Project

Governing nature conservation and mobile agents in the marine and coastal spaces of Southern Patagonia

Nature conservation projects in southern Chile have generated enclosed spaces, promoting the mobility of some social groups (e.g. tourists and scientists), while restricting or regulating the mobility of others (e.g. fishermen and indigenous people). Although these conservation projects have contributed to avoiding ecological degradation, the establishment of bounded conservation spaces is bringing social implications for the sovereignty and equity in accessing and using natural resources. At the same time mobile actors and activities associated with conservation and resource use transcend these fixed boundaries. This in turn has raised questions over the effectiveness of area-based approaches to conservation. Against this background, this project explores and analyses the governance of mobility and immobility of various actors and sectors in relation to the burgeoning spatial claims of nature conservation projects in the marine and coastal spaces of Southern Patagonia, Chile.

The research adopts a sociological approach following the ideas of the mobilities paradigm. Mobilities represent an emerging social science perspective that challenges the ‘a-mobile’ ways in which much social science research has been carried out, ignoring or trivialising the importance of the movements of people, objects and information. By addressing the research problem through the lens of the mobilities paradigm, we try to overcome the longstanding tradition of social science in conceptualising its objects or subjects of analysis as static elements. Data is collected through fieldwork stays in Patagonia, by tracking and analysing the movement of these actors and sectors. Particularly, we use methods such participant observation, interviews and meetings.
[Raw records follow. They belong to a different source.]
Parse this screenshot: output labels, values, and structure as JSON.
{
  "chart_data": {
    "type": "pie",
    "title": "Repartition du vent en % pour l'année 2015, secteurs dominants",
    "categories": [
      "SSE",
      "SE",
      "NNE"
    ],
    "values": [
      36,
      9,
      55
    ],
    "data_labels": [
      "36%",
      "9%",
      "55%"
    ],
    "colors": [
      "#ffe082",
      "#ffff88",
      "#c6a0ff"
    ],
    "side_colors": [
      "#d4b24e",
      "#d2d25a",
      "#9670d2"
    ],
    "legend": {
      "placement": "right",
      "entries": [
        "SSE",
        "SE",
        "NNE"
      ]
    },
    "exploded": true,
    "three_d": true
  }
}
The research is structured in four chapters. In the first chapter is analysed nature-based tourism’ mobility in the National Park Torres del Paine, the most relevant protected area in terms of the affluence of tourists in Chilean Patagonia. The second chapter explores the historical immobilisation of Kawésqar and Yaghan people, who were nomads of the sea until the first decades of the 20th century. Particularly, it is interrogated how spatial boundaries have affected their mobility, as well as how these nomadic groups currently face the establishment of protected areas in their maritory. The third chapter addresses the mobile nature of king crab fishery, by analysing fluid relations between fishermen and nature. Finally, the last chapter analyses social implication in terms of boundaries and mobilities that brings the configuration of Chilean Patagonia as a space for nature conservation, incorporating forms of mobilities analysed in former chapters, i.e. nature-based tourism, indigenous and fishermen mobilities.  

Throughout the research, we expect to understand the ways in which nature conservation projects influence and are influenced by social agents’ mobility, and how this dynamic generates opportunities for conservation governance.

This research is funded by the National Commission of Scientific Research and Technology of Chile, CONICYT.